Mali singer Oumou Sangaré performing at the Afro Roots Fest concert in the Miami Beach Bandshell on Saturday. Photo by Fernando Gonzalez ©

Most likely, few in the audience understood any words Malian singer Oumou Sangaré sang at the Afro Roots Fest concert at the Miami Beach Bandshell on Saturday. It never mattered. She is a transcendent artist, a preacher, a storyteller, a soul diva who commands the stage with a mix of emotional power and regal elegance, and that voice, a one-of-a-kind instrument that, under her expressive control, cuts through questions of language and traditions and speaks directly to our humanity.
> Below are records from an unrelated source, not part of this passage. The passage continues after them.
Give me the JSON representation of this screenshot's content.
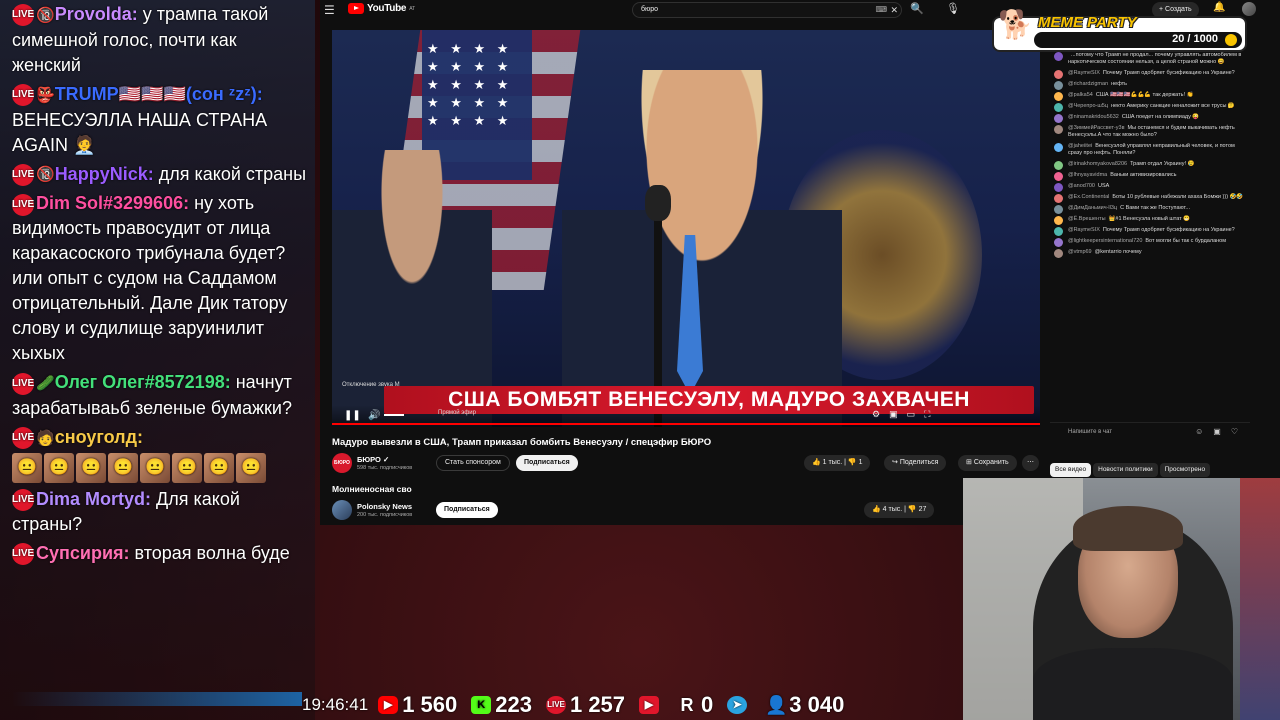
{
  "stream_chat": [
    {
      "badge": "🔞",
      "name": "Provolda:",
      "name_color": "#c98bff",
      "text": "у трампа такой симешной голос, почти как женский"
    },
    {
      "badge": "👺",
      "name": "TRUMP🇺🇸🇺🇸🇺🇸(сон ᶻzᶻ):",
      "name_color": "#3a6bff",
      "text": "ВЕНЕСУЭЛЛА НАША СТРАНА AGAIN 🧑‍💼"
    },
    {
      "badge": "🔞",
      "name": "HappyNick:",
      "name_color": "#9b5cff",
      "text": "для какой страны"
    },
    {
      "badge": "",
      "name": "Dim Sol#3299606:",
      "name_color": "#ff4fa0",
      "text": "ну хоть видимость правосудит от лица каракасоского трибунала будет? или опыт с судом на Саддамом отрицательный. Дале Дик татору слову и судилище заруинилит хыхых"
    },
    {
      "badge": "🥒",
      "name": "Олег Олег#8572198:",
      "name_color": "#43e07a",
      "text": "начнут зарабатываьб зеленые бумажки?"
    },
    {
      "badge": "🧑",
      "name": "сноуголд:",
      "name_color": "#f7c948",
      "text": ""
    },
    {
      "badge": "",
      "name": "Dima Mortyd:",
      "name_color": "#b38cff",
      "text": "Для какой страны?"
    },
    {
      "badge": "",
      "name": "Супсирия:",
      "name_color": "#ff6fb3",
      "text": "вторая волна буде"
    }
  ],
  "live_badge": "LIVE",
  "youtube": {
    "logo": "YouTube",
    "logo_sup": "AT",
    "search_value": "бюро",
    "create_label": "+ Создать",
    "banner": "США БОМБЯТ ВЕНЕСУЭЛУ, МАДУРО ЗАХВАЧЕН",
    "mute_hint": "Отключение звука  M",
    "live_label": "Прямой эфир",
    "title": "Мадуро вывезли в США, Трамп приказал бомбить Венесуэлу / спецэфир БЮРО",
    "channel": {
      "name": "БЮРО ✓",
      "subs": "598 тыс. подписчиков",
      "avatar_text": "БЮРО"
    },
    "sponsor_label": "Стать спонсором",
    "subscribe_label": "Подписаться",
    "likes": "1 тыс.",
    "dislikes": "1",
    "share_label": "Поделиться",
    "save_label": "Сохранить",
    "more_label": "⋯",
    "filters": [
      "Все видео",
      "Новости политики",
      "Просмотрено"
    ],
    "second_video": {
      "title": "Молниеносная сво",
      "channel": "Polonsky News",
      "subs": "200 тыс. подписчиков",
      "subscribe_label": "Подписаться",
      "likes": "4 тыс.",
      "dislikes": "27"
    },
    "chat": [
      {
        "author": "",
        "text": "...потому что Трамп не продал... почему управлять автомобилем в наркотическом состоянии нельзя, а целой страной можно 😄"
      },
      {
        "author": "@RaymeSIX",
        "text": "Почему Трамп одобряет бусификацию на Украине?"
      },
      {
        "author": "@richardzigman",
        "text": "нефть"
      },
      {
        "author": "@palka54",
        "text": "США 🇺🇸🇺🇸🇺🇸💪💪💪 так держать! 👏"
      },
      {
        "author": "@Черепро-ш5ц",
        "text": "некто Америку санкцие неналожит все трусы 🤔"
      },
      {
        "author": "@ninamakridou5632",
        "text": "США поедет на олимпиаду 😜"
      },
      {
        "author": "@ЗиммейРассвет-у3в",
        "text": "Мы останемся и будем выкачивать нефть Венесуэлы.А что так можно было?"
      },
      {
        "author": "@jaheiitei",
        "text": "Венесуэлой управлял неправильный человек, и потом сразу про нефть. Поняли?"
      },
      {
        "author": "@irinakhomyakova8206",
        "text": "Трамп отдал Украину! 😢"
      },
      {
        "author": "@lhnyayavidma",
        "text": "Ваньки активизировались"
      },
      {
        "author": "@anod700",
        "text": "USA"
      },
      {
        "author": "@Ex.Continental",
        "text": "Боты 10 рублевые набежали ахаха Бомжи ))) 🤣🤣"
      },
      {
        "author": "@ДимДаньмич-ll3ц",
        "text": "С Вами так же Поступают..."
      },
      {
        "author": "@Ё.Врешенты",
        "text": "👑#1 Венесуэла новый штат 😁"
      },
      {
        "author": "@RaymeSIX",
        "text": "Почему Трамп одобряет бусификацию на Украине?"
      },
      {
        "author": "@lightkeepersinternational720",
        "text": "Вот могли бы так с бурдаланом"
      },
      {
        "author": "@vtmp69",
        "text": "@kentarrio почему"
      }
    ],
    "chat_placeholder": "Напишите в чат"
  },
  "meme_party": {
    "title": "MEME PARTY",
    "count": "20 / 1000"
  },
  "stats": {
    "clock": "19:46:41",
    "youtube": "1 560",
    "kick": "223",
    "live": "1 257",
    "rumble": "",
    "r_count": "0",
    "telegram": "",
    "viewers": "3 040"
  },
  "colors": {
    "accent_red": "#e0162b",
    "yt_red": "#ff0000",
    "kick_green": "#53fc18",
    "tg_blue": "#2aa3e0"
  }
}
Backed by a tight and powerful seven-piece band comprising guitar, keyboards, bass, drums, kamale ngoni (African harp), and two backup singers, Sangaré essentially presented her most recent release, Timbuktu. She set the tone with the elegiac title track and “Wassoulu Don,” performed (as on the record) with a stern, muscular rock urgency before showing her vocal range in the delicate “Degui Nkelena.”

On a couple of pauses between songs, Sangaré addressed the audience briefly in French and English but didn’t attempt to explain the lyrics. As must happen often when performing in places that don’t speak her language, because she couldn´t count on the meaning of the words to tell the story to this audience, Sangaré became another instrumentalist, the de facto main soloist in her band. She is an expressive and experienced performer who moves about the stage with purpose, smartly pacing her singing, communicating meaning and intention through phrasing, tone, dynamics, and nuance, now painting in primary colors, forceful as if calling to battle, now offering a light touch, a caress perhaps, evoking a loved person or place.

It was a delightful ride in which you held your breath in awe one moment and soon later found yourself singing, dancing, and clapping along. By the end of the evening, we had been somewhere—the power of music by an exceptional performer.